IPO Dutch Auctions Vs. Traditional Allocation
By: Ari Weinberg, Forbes
Business as usual just doesn't fly at Google. And now the Mountain View, Calif.-based Internet company is trying to export that mantra to Wall Street. Google's $2.7 billion initial public offering, to be priced through an electronic auction, will test the large-scale viability of a so-called Dutch auction, designed to both democratize IPO share allocation and afford companies and early investors the best price for their shares. While Google's offering is being underwritten by Morgan Stanley (nyse: MWD - news - people) and Credit Suisse First Boston, a unit of Credit Suisse Group (nyse: CSR - news - people), these types of public offerings have been a specialty of San Francisco-based WR Hambrecht, which holds a patent on the process for its OpenIPO.
"It's definitely the biggest story here," says Ryan Jacob, manager of the $69 million Jacob Internet Fund (JAMFX). Jacob, whose fund has not yet participated in an OpenIPO, says investors must be mindful that "the auction process is designed for the seller to get the best price."
In a Dutch auction, a company reveals the maximum amount of shares being sold and sometimes a potential price for those shares. Investors then state the number of shares they want and at what price. Once a minimum clearing price is determined, investors who bid at least that price are awarded shares. If there are more bids than shares available, allotment is on a pro-rata basis--awarding a percent of actual shares available based on the percent bid for--or a maximum basis, which fills the maximum amount of smaller bids by setting an allocation for the largest bids.
This method of IPO allocation can create an instant windfall for insiders by encapsulating as much market demand into the offering price as possible. And for young and growing companies, an auction allows the company to raise as much cash as the market is willing to afford it. But if the initial market demand is not there, a company putting its faith in the auction could miss out on the support of a traditional offering.
"Bankers are out there actively marketing the offering," says David McAdams, an associate professor at the MIT Sloan School of Management. "Some institutions require more attention."
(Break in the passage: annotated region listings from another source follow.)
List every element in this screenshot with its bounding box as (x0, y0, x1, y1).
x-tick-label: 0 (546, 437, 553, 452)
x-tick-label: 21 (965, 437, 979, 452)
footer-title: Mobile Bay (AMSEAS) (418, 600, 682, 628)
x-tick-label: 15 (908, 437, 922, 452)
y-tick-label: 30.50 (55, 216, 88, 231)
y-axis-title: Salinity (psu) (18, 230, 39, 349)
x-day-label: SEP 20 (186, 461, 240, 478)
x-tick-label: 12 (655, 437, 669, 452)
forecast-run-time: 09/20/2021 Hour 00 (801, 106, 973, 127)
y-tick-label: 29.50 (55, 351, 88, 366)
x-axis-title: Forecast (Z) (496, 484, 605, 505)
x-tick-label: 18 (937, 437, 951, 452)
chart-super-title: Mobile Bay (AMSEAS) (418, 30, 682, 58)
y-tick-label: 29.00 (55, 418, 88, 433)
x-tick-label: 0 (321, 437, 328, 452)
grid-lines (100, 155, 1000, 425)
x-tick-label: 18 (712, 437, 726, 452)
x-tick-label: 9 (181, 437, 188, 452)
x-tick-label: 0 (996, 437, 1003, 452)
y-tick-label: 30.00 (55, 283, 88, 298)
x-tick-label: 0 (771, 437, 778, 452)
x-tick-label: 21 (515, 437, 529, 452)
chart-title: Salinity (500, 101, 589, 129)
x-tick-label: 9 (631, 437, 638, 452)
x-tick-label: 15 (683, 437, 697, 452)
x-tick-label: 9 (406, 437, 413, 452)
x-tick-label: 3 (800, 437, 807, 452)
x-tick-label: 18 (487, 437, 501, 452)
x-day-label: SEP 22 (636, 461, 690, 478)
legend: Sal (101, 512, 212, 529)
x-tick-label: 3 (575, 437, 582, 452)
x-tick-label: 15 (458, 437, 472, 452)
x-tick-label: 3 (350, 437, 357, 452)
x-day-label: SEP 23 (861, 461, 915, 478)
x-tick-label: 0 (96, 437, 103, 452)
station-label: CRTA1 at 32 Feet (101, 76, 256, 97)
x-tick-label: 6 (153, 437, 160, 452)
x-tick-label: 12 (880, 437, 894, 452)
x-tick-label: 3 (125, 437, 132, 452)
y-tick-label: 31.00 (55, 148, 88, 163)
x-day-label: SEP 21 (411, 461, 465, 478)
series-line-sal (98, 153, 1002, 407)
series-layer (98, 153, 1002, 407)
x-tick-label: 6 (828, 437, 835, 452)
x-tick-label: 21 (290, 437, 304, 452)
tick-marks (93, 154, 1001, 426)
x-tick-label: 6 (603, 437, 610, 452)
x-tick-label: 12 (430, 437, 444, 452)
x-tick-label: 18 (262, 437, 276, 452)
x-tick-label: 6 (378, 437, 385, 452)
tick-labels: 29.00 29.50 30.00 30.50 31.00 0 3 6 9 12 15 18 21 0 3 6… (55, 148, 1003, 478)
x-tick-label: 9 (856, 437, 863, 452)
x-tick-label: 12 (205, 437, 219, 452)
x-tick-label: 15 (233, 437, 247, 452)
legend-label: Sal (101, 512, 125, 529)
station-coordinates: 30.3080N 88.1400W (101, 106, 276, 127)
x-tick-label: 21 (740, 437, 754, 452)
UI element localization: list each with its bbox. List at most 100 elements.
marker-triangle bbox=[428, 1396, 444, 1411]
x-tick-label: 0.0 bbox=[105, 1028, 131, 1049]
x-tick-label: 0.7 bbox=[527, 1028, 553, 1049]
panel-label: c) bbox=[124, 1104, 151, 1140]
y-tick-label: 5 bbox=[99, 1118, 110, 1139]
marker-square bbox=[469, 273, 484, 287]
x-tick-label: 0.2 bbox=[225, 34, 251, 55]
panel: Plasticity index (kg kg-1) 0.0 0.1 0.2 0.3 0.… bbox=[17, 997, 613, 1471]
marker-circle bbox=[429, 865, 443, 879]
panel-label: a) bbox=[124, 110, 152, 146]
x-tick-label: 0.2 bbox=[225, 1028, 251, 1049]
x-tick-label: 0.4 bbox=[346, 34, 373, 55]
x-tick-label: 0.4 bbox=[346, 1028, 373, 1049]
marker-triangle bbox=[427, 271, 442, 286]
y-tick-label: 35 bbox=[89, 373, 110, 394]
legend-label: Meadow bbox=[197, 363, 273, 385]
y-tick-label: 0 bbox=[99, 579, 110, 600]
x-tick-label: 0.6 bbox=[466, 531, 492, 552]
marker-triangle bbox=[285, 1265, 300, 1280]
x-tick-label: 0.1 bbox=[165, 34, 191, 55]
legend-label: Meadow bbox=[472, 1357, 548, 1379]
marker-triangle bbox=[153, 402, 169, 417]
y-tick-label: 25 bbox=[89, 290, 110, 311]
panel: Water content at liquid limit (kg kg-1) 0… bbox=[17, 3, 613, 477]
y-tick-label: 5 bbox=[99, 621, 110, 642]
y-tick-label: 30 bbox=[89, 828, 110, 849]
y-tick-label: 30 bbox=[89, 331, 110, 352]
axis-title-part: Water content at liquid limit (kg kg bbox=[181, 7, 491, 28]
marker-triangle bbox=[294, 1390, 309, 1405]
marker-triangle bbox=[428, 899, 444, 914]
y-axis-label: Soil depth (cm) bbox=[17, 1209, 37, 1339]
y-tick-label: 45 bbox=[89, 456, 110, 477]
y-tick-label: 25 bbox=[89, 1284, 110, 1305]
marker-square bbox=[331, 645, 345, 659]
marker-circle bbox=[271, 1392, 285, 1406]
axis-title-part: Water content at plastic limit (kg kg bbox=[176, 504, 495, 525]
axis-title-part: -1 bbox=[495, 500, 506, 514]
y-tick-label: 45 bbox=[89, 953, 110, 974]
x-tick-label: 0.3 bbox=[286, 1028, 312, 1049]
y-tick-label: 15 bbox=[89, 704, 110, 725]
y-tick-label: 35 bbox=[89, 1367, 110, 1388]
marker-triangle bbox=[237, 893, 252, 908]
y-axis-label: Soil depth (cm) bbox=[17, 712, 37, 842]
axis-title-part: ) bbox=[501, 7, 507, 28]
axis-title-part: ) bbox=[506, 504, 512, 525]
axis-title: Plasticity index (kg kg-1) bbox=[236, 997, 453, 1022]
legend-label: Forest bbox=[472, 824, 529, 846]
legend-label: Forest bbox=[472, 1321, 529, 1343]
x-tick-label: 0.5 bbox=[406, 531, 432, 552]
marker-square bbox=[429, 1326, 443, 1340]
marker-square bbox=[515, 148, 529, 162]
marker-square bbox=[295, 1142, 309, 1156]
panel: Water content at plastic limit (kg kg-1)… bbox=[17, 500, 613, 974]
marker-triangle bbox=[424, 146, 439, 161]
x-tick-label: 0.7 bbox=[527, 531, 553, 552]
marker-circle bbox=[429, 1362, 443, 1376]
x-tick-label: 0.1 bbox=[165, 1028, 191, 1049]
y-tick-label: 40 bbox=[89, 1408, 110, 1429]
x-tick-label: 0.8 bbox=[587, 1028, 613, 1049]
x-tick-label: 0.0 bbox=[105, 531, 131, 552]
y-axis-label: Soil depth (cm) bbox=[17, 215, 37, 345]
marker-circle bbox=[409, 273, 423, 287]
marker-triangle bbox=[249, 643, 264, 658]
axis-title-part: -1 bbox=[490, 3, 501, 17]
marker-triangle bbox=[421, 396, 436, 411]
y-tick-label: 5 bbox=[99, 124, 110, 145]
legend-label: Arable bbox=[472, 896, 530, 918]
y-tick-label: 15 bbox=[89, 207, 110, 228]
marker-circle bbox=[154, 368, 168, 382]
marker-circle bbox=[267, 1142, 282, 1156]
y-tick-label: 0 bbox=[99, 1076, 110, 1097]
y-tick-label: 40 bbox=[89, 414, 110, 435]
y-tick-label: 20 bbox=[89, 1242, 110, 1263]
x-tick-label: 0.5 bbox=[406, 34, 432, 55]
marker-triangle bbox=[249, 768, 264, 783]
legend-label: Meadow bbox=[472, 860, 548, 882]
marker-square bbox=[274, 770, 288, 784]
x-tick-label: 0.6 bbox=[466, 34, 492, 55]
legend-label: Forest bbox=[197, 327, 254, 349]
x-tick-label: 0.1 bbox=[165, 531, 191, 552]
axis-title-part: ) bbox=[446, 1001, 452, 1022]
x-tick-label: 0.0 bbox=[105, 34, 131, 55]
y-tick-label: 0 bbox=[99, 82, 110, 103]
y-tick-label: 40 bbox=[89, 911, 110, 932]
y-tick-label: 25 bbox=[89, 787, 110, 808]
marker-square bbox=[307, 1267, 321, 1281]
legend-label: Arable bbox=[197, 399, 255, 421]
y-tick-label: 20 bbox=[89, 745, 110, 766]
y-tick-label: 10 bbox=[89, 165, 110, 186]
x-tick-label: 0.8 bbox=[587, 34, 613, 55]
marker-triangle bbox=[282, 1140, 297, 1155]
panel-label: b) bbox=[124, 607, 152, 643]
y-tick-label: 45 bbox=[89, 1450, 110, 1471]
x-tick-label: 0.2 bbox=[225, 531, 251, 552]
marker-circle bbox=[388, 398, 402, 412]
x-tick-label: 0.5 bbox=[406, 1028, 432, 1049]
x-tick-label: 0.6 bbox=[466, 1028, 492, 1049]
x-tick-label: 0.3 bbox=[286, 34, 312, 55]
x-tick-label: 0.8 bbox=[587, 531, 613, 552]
And for this reason, Hambrecht's OpenIPO process is not entirely unguided. Companies still embark on a banker-led road show for major institutional investors, but the bidding and price discovery is automated. A representative for Hambrecht would not comment on whether the company or its auction-technology will be used for Google's auction. Patrick Byrne, chairman and chief executive of Overstock.com (nasdaq: OSTK - news - people), selected the OpenIPO process for his company's May 2002 IPO.
"A lot of pressure was brought to bear by going with Hambrecht," says Byrne, who believes that competing banks shorted his company's stock prior to a July 31, 2002, Wall Street Journal article in order to sully the auction's effect. The company's stock, which now trades for $37, went from $14.50 to $7.80 during that month.
In early April of that year, the company's regulatory filing revealed an expected pricing between $12 and $16. Bids were accepted from May 6 to May 29, and the offering priced at $13, with bidders receiving 60% of their desired allocation. The only selling insider in that offering was Amazon (nasdaq: AMZN - news - people), which then owned 7%.
Byrne says the current row of investment bankers is "like a cartel trying to make sure all members stand shoulder to shoulder. We always knew it would take someone like Google to break it."
Goldman Sachs (nyse: GS - news - people), often looked to as the top underwriter for quality offerings, is believed to have refused association with Google's offering. But Goldman's stance and the unwillingness of other firms could help create a hybrid for IPOs--mixing an auction with dealer-supported pricing.
"There can always be a reserve price," says MIT's McAdams. "There's an important tradeoff in attracting enough investors and discovering what the price will be."
Jacob notes that Google's regulatory filing also gives the company and its bankers just this type of wiggle room. By noting that the bankers will consider the validity of certain bids and the prices bid by institutions, "they went out of their way to give themselves flexibility," says Jacob.
But whether it's what the market and investors really want, no one knows.